In 2020, Game Watchs Tetsuya Inamoto retrospectively reviewed the PC Engine version of Genpei Tōma Den through the PC Engine Mini. He applauded the conversion's quality for being on-par with the arcade game, enjoying its "overwhelming" visuals and large character sprites. Inamoto credited the game's success with its presentation and audible voice samples, which had not been done before in arcade games, alongside its usage of real-world figures such as Minamoto no Yoritomo. In addition, he believed that the quality of the port helped establish Namco's reputation for delivering accurate renditions of its arcade games to the console, writing that it "boasts the completeness of one of Namco's PC Engine arcade transplants, which had a reputation from the beginning. It delighted fans."

Review scores
| Publication | Score |
|---|---|
| Famitsu | 32/40 |
| Monthly PC Engine | 90/100 |
| Marukatsu PC Engine | 33/40 |
| PC Engine FAN | 24.57/30 |
| Tilt | 5/20 |

Awards
| Publication | Award |
|---|---|
| Famitsu | Gold Hall of Fame |
| Gamest | Grand Prize 6th Best Ending Award 3rd Best Speech Synthesis Award 1st Best Graphic Award 3rd |

==Legacy==
===Related games===
In October 1988, Namco released a version of Genpei Tōma Den for the Family Computer titled Genpei Tōma Den Computer Board Game. Packaged with a physical cloth game board, cards, and metallic player figures molded after Kagekiyo, it takes the form of a virtual board game where players compete against each other to conqueror all of Japan. Whereas Genpei Tōma Den was a side-scrolling action game, Computer Board Game is instead a role-playing game, where players engage in battles with enemies and purchase items and equipment from stores. The idea for the game came from Namco designer Yuichiro Shinozaki wanting to further expand on the lore and world of the original game.
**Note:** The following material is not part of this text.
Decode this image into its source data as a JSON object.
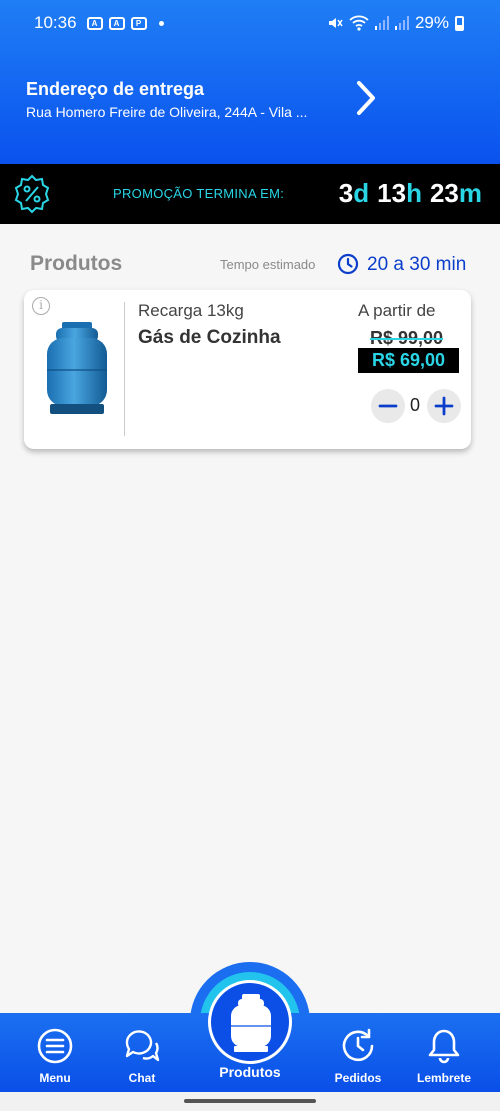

A true sequel named Genpei Tōma Den: Kan no Ni was released in 1992 for the PC Engine. Developed by Namco and Now Production, it was published in North America by NEC Corporation as Samurai-Ghost. The game is set after the events of the original, where Kagekiyo is resurrected from the dead to prevent Yoritomo from reviving himself in the heaven world of Makai Nippon. Kan no Ni omits the Small and Plain mode sections, a move that was largely criticized by players and reviewers. It was re-released through the Wii's Virtual Console in 2007.

===Other appearances in media===
Kagekiyo has made a few appearances in other video games developed by Namco. He became a featured playable character in the WonderSwan Color game Namco Super Wars. He also appeared as a playable character in the Japan-only role-playing game Namco × Capcom, where he teamed up with Heishirō Mitsurugi from the Soul series and Tarosuke from Yokai Dochuki. In addition, Yoshitsune, Benkei, Yoshinaka and Yoritomo also appeared as bosses. In Tales of Eternia (known as Tales of Destiny II in the U.S.), he appeared in the Aifread's Tomb dungeon, along with Rick Taylor from the Splatterhouse series, to prevent the player from advancing through certain doorways. In Tales of Phantasia: Narikiri Dungeon, there is a Kagekiyo costume to be worn. Kagekiyo's armor also appears in the character creation mode of Soulcalibur III, where it is possible to create a character in his likeness. In Tekken 6, it is possible to customize the character Yoshimitsu in order to make him similar to Kagekiyo. The series was resurrected as a webcomic, as part of Namco Bandai's ShiftyLook series, titled Scar. The new webcomic featured cyborg samurais instead of demons. A remixed version of the game music was included in Ridge Racer V.

A theme based on Genpei Tōma Den, featuring several of the game's characters is featured in Pac-Man 99, as special DLC.